The Need for Change in the Indian Healthcare System With Respect to Infection Control

Table of Contents

Does the Indian healthcare system provide a comprehensive range of health services? Is the healthcare system entirely independent? Does the system operate under different management, rules and political authority? If yes is your answer to these queries, then one has to wonder how far the healthcare system is useful to India’s citizens? Can a middle-class family, let alone an impoverished family, afford good healthcare, in India? The answer to that question is still open.

Today we live in the amidst of a host of infections: both known and unknown. How are healthcare organizations and institutions recognizing this fact and acting on this recognition? Are patients treated in a hospital free of infections, and has the treatment been effective? If the answers are yes, do we have evidence to this effect, which is research-based, detailing strategies or protocols? For instance, many bacterial contagions were effortlessly treated with antibiotics previously; unlike the present where such contagions have been difficult to control, on account of the antibiotic resistance built up by the bacteria. Some examples are those of the Methicillin-Resistant Staphylococcus Aureus (MRSA) bacteria (common in hospitals) and the tuberculosis-causing bacteria, Mycobacterium tuberculosis. Under the circumstances, it is not surprising that, more than any disease, antibiotic resistance is rapidly growing as one of the most dangerous threats to individual wellbeing currently, as per the World Health Organization (WHO). Being healthcare paramedics, it is important that we understand the implications of this threat, after every medical or nursing intervention: an understanding that will enable us to ensure effective and quality healthcare delivery.

Let us take a look at how the United Kingdom’s NHS (National Health Service) functions. In the UK, the NHS is primarily sponsored by the government. It delivers a wide array of public well-being services, a majority of which are free at the point of use, for legal resident of the UK. Thus, the healthcare in the UK is structured independently and also operates under different management, rules, and political authority. Complementing this service, the NMC (Nursing and Midwifery Council) keeps updating treatment regimens and protocols, by analysing latest research outcomes on new medical or nursing interventions; which further strengthens the delivery of high-quality care through the NHS.

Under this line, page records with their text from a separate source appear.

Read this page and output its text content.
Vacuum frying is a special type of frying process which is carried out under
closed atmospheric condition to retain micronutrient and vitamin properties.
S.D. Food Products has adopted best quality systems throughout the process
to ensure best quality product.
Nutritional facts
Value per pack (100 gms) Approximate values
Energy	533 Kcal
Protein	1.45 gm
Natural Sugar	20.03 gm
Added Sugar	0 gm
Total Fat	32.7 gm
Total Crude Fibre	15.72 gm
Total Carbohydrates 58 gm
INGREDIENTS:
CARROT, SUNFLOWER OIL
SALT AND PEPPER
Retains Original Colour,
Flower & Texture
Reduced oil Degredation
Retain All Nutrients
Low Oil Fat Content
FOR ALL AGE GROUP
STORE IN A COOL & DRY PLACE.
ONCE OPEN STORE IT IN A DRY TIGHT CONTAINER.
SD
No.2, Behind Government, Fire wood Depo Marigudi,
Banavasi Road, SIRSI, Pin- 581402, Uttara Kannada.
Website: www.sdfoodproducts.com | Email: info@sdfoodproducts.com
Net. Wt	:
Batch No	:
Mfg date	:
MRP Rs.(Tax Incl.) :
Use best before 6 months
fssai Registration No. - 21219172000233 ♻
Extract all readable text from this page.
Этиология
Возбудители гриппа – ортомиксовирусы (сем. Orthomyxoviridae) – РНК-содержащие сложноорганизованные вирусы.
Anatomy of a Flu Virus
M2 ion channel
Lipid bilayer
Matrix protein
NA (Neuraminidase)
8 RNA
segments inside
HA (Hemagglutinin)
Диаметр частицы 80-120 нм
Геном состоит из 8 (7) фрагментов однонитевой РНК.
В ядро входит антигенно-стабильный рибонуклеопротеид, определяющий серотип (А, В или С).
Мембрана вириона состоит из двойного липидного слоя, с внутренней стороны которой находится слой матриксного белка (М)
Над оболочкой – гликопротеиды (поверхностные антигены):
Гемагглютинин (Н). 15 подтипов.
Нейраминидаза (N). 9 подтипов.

For example, a nurse witnessing a patient’s fall in a hospital set-up follows the ABCDE approach for client care assessment and uses the SBAR approach to inform senior health personnel, about that patient’s health condition, using relevant processes for the reporting. Such an approach is not widely practised in the Indian Scenario. Applying such an approach in the Indian healthcare system will help healthcare providers prioritise their work, report relevant and adequate information, and provide effective patient care.